Adapun kategori Cup Taster dimenangkan T.M. Fadhil Rizkiansyah sebagai juara pertama. Sayed Ummar Abdul Aziz meraih juara kedua dan Muhammad Fayadh menempati posisi ketiga. Penghargaan Harapan 1 diberikan kepada Andi Aramiko, sedangkan Harapan 2 diraih Rekha Dinansyah.
Salah seorang dewan juri menilai kualitas peserta tahun ini mengalami peningkatan yang signifikan. Menurutnya, para peserta tidak hanya menguasai aspek teknis dalam menyeduh kopi, tetapi juga memiliki pemahaman yang semakin baik terhadap karakter, cita rasa, dan kualitas kopi specialty.
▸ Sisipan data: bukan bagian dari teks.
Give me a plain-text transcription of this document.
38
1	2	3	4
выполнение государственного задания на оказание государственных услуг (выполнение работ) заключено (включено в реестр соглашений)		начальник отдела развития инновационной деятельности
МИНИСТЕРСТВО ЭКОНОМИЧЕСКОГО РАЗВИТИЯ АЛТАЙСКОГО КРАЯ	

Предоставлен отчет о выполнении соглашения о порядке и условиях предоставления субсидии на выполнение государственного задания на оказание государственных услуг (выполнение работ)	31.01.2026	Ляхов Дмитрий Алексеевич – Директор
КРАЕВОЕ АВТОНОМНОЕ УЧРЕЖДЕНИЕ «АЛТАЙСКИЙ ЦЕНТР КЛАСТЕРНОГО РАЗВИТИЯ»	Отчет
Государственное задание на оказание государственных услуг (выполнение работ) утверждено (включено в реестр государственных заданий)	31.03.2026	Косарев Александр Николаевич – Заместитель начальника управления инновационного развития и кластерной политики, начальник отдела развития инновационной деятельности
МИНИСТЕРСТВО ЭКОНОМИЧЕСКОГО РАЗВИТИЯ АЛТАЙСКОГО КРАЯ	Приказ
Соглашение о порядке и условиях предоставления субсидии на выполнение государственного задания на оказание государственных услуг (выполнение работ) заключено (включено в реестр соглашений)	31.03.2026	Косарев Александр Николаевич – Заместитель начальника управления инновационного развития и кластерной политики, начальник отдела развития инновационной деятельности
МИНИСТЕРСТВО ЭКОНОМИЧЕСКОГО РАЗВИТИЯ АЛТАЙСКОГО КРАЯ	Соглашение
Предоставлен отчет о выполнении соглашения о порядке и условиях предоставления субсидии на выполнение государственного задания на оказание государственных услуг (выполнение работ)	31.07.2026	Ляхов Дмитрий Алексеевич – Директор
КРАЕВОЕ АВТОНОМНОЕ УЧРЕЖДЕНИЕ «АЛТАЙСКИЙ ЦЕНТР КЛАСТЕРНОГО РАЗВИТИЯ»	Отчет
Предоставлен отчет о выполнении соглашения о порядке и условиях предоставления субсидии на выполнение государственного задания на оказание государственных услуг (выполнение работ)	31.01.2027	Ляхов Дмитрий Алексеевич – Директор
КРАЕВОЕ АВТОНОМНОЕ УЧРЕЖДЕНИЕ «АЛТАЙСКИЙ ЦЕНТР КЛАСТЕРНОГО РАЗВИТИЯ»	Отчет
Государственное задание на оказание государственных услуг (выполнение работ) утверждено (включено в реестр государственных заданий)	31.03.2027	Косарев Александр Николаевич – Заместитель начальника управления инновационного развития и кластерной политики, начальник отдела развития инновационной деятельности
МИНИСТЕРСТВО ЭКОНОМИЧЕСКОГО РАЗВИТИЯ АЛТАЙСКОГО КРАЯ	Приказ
“Kompetisi ini menunjukkan bahwa talenta kopi Aceh terus berkembang. Melalui wadah seperti ini, para barista memiliki ruang untuk meningkatkan kemampuan dan mempersiapkan diri bersaing di tingkat yang lebih tinggi,” ujarnya.
Ke depan, penyelenggara menargetkan ASCC berkembang menjadi kompetisi berskala nasional. Selain itu, ASCC juga akan bertransformasi menjadi Aceh Specialty Coffee Association sebagai wadah kolaborasi bagi para pelaku industri kopi di Aceh.
Melalui organisasi tersebut diharapkan pengembangan kompetensi sumber daya manusia, penguatan jejaring, serta promosi kopi specialty Aceh dapat dilakukan secara berkelanjutan sehingga mampu meningkatkan daya saing kopi Aceh di tingkat nasional maupun internasional.